Fin 2020, les vingt premiers millions de doses de vaccin entamaient leur distribution aux États-Unis et au Royaume-Uni. La question qui se posait désormais était d’assurer qu’elles soient utilisées le plus efficacement possible. En Europe et aux États-Unis, une controverse éclata aussitôt sur la question de savoir qui devait être vacciné en priorité. En Europe, au printemps 2021, elle dégénéra en querelles entre pays, à l’intérieur des pays eux-mêmes et entre l’Union européenne et la société AstraZeneca, qui ne tenait pas ses promesses de livraisons. Mais il s’agissait là de problèmes de riches. Tôt ou tard, courant 2021, les Européens finiraient par avoir leurs doses. Autrement importante était la question de savoir quand les milliards de personnes à risque des pays à bas revenu et à revenu intermédiaire seraient vaccinées. Tant que tout le monde n’était pas sauvé, personne ne le serait. Du point de vue de la victoire sur la pandémie, les vaccins devaient être concentrés là où il y avait des points chauds. Il était manifestement injuste que les habitants du Royaume-Uni à faible risque fussent vaccinés avant les personnels soignants d’Inde ou d’Afrique du Sud. Comme le disait Jeremy Farar, de Wellcome Trus : « Si dans les six premiers mois, l’Europe occidentale et les États-Unis sont les seules régions qui vaccinent les gens, et que les autres régions ne le sont pas avant la fin 2021, alors je pense que nous aurons une situation mondiale très, très tendue. »
Telle était la préoccupation du G20 quand les chefs d’État et de gouvernement se réunirent, en novembre 2020, sous la présidence de l’Arabie Saoudite. C’est ce que voulait dire le président Macron quand il déclara : « Nous devons éviter à tout prix le scénario d’un monde à deux vitesses, où seuls les riches peuvent se protéger contre le virus et reprendre une vie normale. » S’agissant du G20, c’étaient des larmes de crocodile. Les membres de ce petit club très fermé avaient effectivement monopolisé l’offre mondiale de vaccins. Les plus riches pays du G20 avaient plusieurs fois ce qui était nécessaire pour vacciner leur population.

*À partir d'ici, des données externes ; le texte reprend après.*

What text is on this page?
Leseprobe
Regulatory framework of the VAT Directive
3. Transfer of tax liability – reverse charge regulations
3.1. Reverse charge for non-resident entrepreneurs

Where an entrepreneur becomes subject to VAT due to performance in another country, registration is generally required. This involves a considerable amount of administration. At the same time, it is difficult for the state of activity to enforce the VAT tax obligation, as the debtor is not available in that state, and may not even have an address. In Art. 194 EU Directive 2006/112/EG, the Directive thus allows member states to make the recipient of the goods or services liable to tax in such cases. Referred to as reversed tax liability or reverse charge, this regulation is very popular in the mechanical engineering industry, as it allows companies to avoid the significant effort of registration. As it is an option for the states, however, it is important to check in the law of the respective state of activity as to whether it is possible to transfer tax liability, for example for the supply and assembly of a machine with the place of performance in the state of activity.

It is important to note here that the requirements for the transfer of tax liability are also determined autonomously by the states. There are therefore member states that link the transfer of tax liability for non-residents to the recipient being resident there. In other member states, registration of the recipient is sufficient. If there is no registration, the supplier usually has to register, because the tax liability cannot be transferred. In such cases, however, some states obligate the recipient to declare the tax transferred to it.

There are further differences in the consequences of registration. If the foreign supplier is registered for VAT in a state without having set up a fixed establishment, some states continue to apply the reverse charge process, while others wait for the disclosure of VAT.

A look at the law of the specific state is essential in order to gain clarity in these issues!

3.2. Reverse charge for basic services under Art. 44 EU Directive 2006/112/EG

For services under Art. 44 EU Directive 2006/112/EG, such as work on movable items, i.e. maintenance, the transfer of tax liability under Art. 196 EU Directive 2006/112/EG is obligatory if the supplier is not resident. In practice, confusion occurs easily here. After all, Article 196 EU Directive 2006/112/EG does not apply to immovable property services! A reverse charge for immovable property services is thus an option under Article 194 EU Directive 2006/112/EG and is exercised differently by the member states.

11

La feuille de vigne de la gouvernance mondiale qui avait été plaquée sur la question du vaccin contre le Covid était un projet baptisé Access to Covid-19 Tools Accelerator (ACT), avec le dispositif qui lui était dédié, COVAX (Covid-19 Vaccines Global Access). Ils étaient directement le fruit des efforts mondiaux de recherche vaccinale qui s’étaient accélérés depuis 2000. COVAX avait l’appui de la GAVI, de l’OMS et de la CEPI. L’Unicef apportait un soutien logistique. Fin 2020, COVAX avait enrôlé 189 États, ce qui représentait l’immense majorité de la population mondiale. Les pays pauvres s’y joignirent par nécessité ; les pays riches, dont de riches bailleurs de fonds comme l’Allemagne, la Norvège et le Japon, le firent par sens des responsabilités, et aussi pour diversifier leur portefeuille d’options vaccinales. Pour des raisons connues d’elle seule, l’administration Trump accusa COVAX d’être le paravent de la Chine, déployé par l’OMS. En réalité, Pékin se tint d’abord à distance et ne rejoignit le dispositif qu’à l’automne, laissant le rôle de récalcitrant aux États-Unis et à la Russie.
Leur absence était regrettable, mais avec ou sans eux, COVAX était sous-dimensionné. Son objectif était de fournir 2 milliards de doses d’ici la fin 2021, assez pour couvrir 20 % tout au plus de la population des pays participants. Début 2021, le dispositif n’avait toutefois réussi à sécuriser que 1,07 milliard de doses, et sa situation financière était alarmante. Au total, les fondations et cent pays à haut revenu s’étaient engagées à hauteur de 2 milliards de dollars. Mais la part liquide de cet argent était très faible, et 5 milliards de dollars supplémentaires manquaient fin 2021. Avec un budget serré de 5 dollars par dose, l’erreur était interdite. À la réunion du G20 de novembre 2020, l’Union européenne fit circuler la sébile et sollicita des contributions pour ACT et COVAX40. La chancelière Merkel déclara que l’Allemagne s’était engagée pour 500 millions d’euros (592,65 millions de dollars) et appela les autres à payer leur écot.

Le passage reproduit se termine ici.